The Copenhagen Post quoted Justice minister Lars Barfoed who said last week that the government would remain firm in its commitment to vote against the bill.
“I think children as a rule need a mother and a father,” Barfoed said.
There is a wide general acceptance of homosexual behavior in Denmark. Since 1977 the age of sexual consent in the country has been 15 for both heterosexual and homosexual activity, and in 1989 Denmark became the first country in the world to grant legal status to same-sex partnerings. According to 2007 government statistics, 103 out of 712 step-child adoptions were from couples in civil partnerships.
The new law follows the lead of other Scandinavian countries, Iceland, Norway and Sweden, who allow homosexual partners to adopt children.
The decision came despite Denmark being signatory to the UN’s Convention on the Rights of the Child, which specifies that the interests of children will be considered in legislation pertaining to them over the interests of adults.
“In all actions concerning children, whether undertaken by public or private social welfare institutions, courts of law, administrative authorities or legislative bodies, the best interests of the child shall be a primary consideration,” the Convention states.

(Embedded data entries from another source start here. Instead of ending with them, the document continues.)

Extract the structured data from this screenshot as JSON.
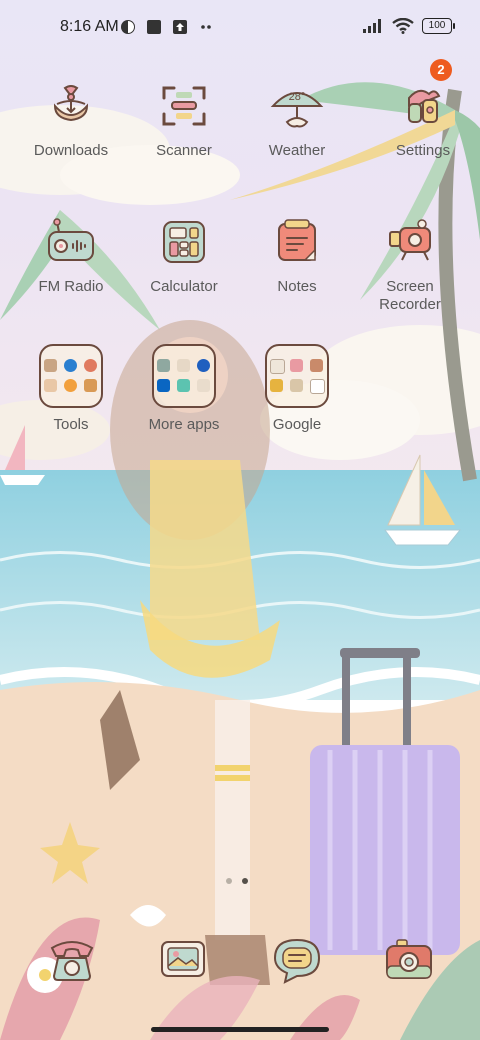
{
  "status_bar": {
    "time": "8:16 AM",
    "battery": "100"
  },
  "apps": {
    "downloads": "Downloads",
    "scanner": "Scanner",
    "weather": "Weather",
    "weather_temp": "28°",
    "settings": "Settings",
    "settings_badge": "2",
    "fm_radio": "FM Radio",
    "calculator": "Calculator",
    "notes": "Notes",
    "screen_recorder_line1": "Screen",
    "screen_recorder_line2": "Recorder"
  },
  "folders": {
    "tools": "Tools",
    "more_apps": "More apps",
    "google": "Google"
  },
  "page_indicator": {
    "pages": 2,
    "current": 2
  },
  "dock": [
    "phone-icon",
    "gallery-icon",
    "messages-icon",
    "camera-icon"
  ]
}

Article 7 states that each child “shall have, as far as possible, the right to know and be cared for by his or her parents.”

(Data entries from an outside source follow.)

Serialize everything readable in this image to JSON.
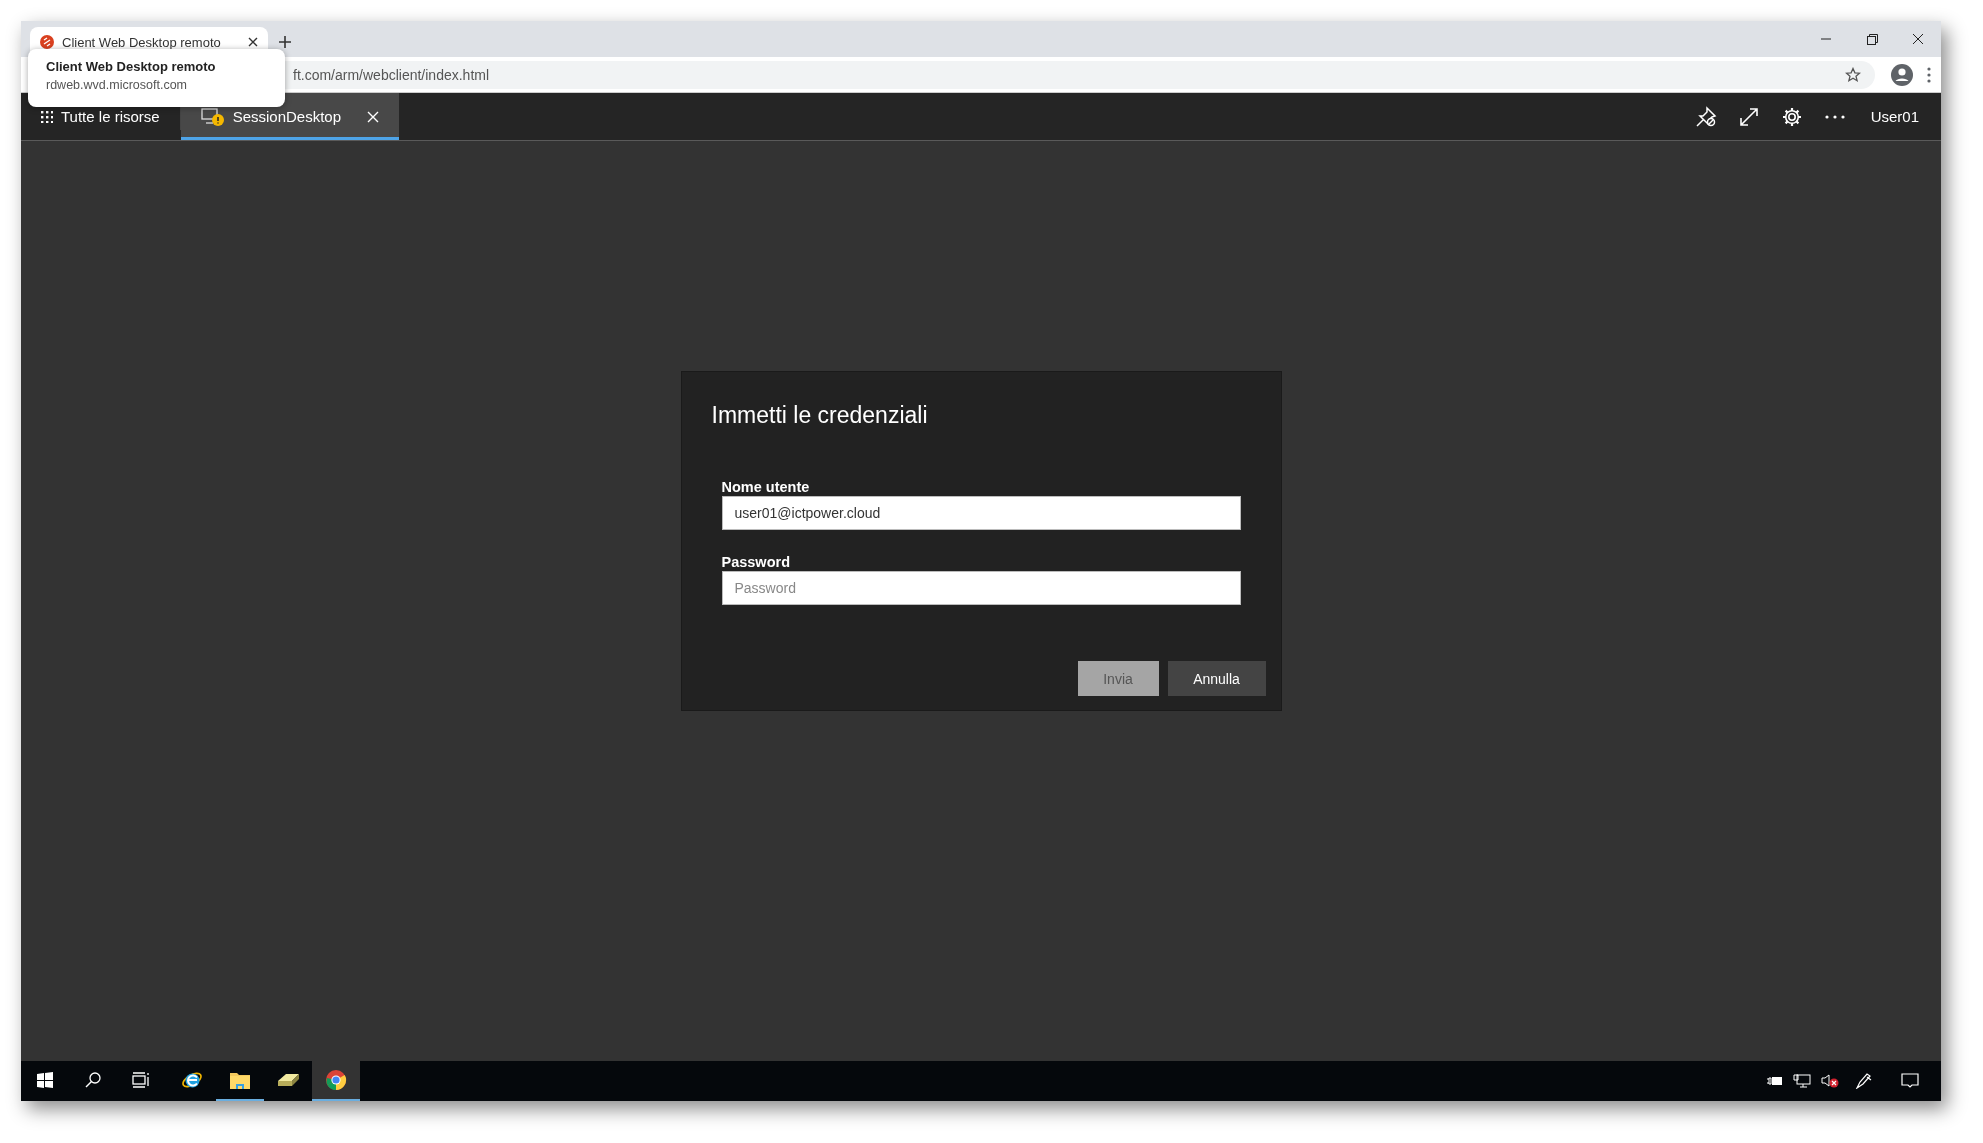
{
  "browser": {
    "tab": {
      "title": "Client Web Desktop remoto",
      "selected": true
    },
    "url_visible": "ft.com/arm/webclient/index.html",
    "tooltip": {
      "title": "Client Web Desktop remoto",
      "url": "rdweb.wvd.microsoft.com"
    }
  },
  "app_bar": {
    "tabs": [
      {
        "label": "Tutte le risorse",
        "selected": false,
        "kind": "all"
      },
      {
        "label": "SessionDesktop",
        "selected": true,
        "kind": "session"
      }
    ],
    "user": "User01"
  },
  "dialog": {
    "title": "Immetti le credenziali",
    "fields": [
      {
        "label": "Nome utente",
        "value": "user01@ictpower.cloud"
      },
      {
        "label": "Password",
        "placeholder": "Password"
      }
    ],
    "buttons": [
      {
        "label": "Invia",
        "disabled": true
      },
      {
        "label": "Annulla",
        "disabled": false
      }
    ]
  },
  "taskbar": {
    "apps": [
      {
        "kind": "ie",
        "running": false,
        "active": false
      },
      {
        "kind": "explorer",
        "running": true,
        "active": false
      },
      {
        "kind": "tool",
        "running": false,
        "active": false
      },
      {
        "kind": "chrome",
        "running": true,
        "active": true
      }
    ]
  }
}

These same provisions were referred to by the French government in 2006 in its decisions against same-sex adoption, “marriage,” and artificial pro-creation for homosexuals. The government said that “to systematically give preference to adult aspirations over respect for these rights is not possible any more.”
In its 2006 Report on the Family and the Rights of Children, The French National Assembly Commission endorsed the statement of an expert witness: “Inasmuch as there is absolutely no reason to doubt the educative and emotional qualities of homosexual parents, we do not yet know all the effects on the construction of the adopted child's psychological identity. As long as there is uncertainty, however small, is it not in the best interest of the child to apply the precautionary principle, as is done in other domains?”
“Children represent the future of society,” the report continues. They “must not suffer from conditions imposed upon them by adults. The best interests of the child must prevail over adult freedoms... even including the lifestyle choices of parents. The legislator is not obligated to adopt the most permissive foreign legislation,” the report continued.
As various legal accommodations – same-sex “marriage,” civil partnerships and homosexual adoption – are made to the homosexualist movement in jurisdictions around the world, some voices of experts in the psychological field, and former child-victims of the homosexual lifestyle, are speaking out.
Dawn C. Stefanowicz, the author of “Out from Under: The Impact of Homosexual Parenting,” was raised in a household dominated by her father’s promiscuous homosexual lifestyle. She has given her testimony numerous times to governments considering legalizing same-sex “marriage” and adoption of children by homosexual partners.
In April 2006, Stefanowicz told the Massachusetts Judicial Committee Hearing of her harrowing experiences as a child raised by an active homosexual. She said that the homosexual subculture does not have “boundaries and principles of morality and monogamy” and that even in early childhood, she said her experiences with “transsexualism, and transient and anonymous multiple partners,” were “common.” By ten, she had been introduced to “a gay nude beach, a sex shop, and a gay cruising park.”
“Dad had encouraged me to be more open sexually, while teaching me by example that sex was gratuitous. I could not look to my father as a moral agent in my life.”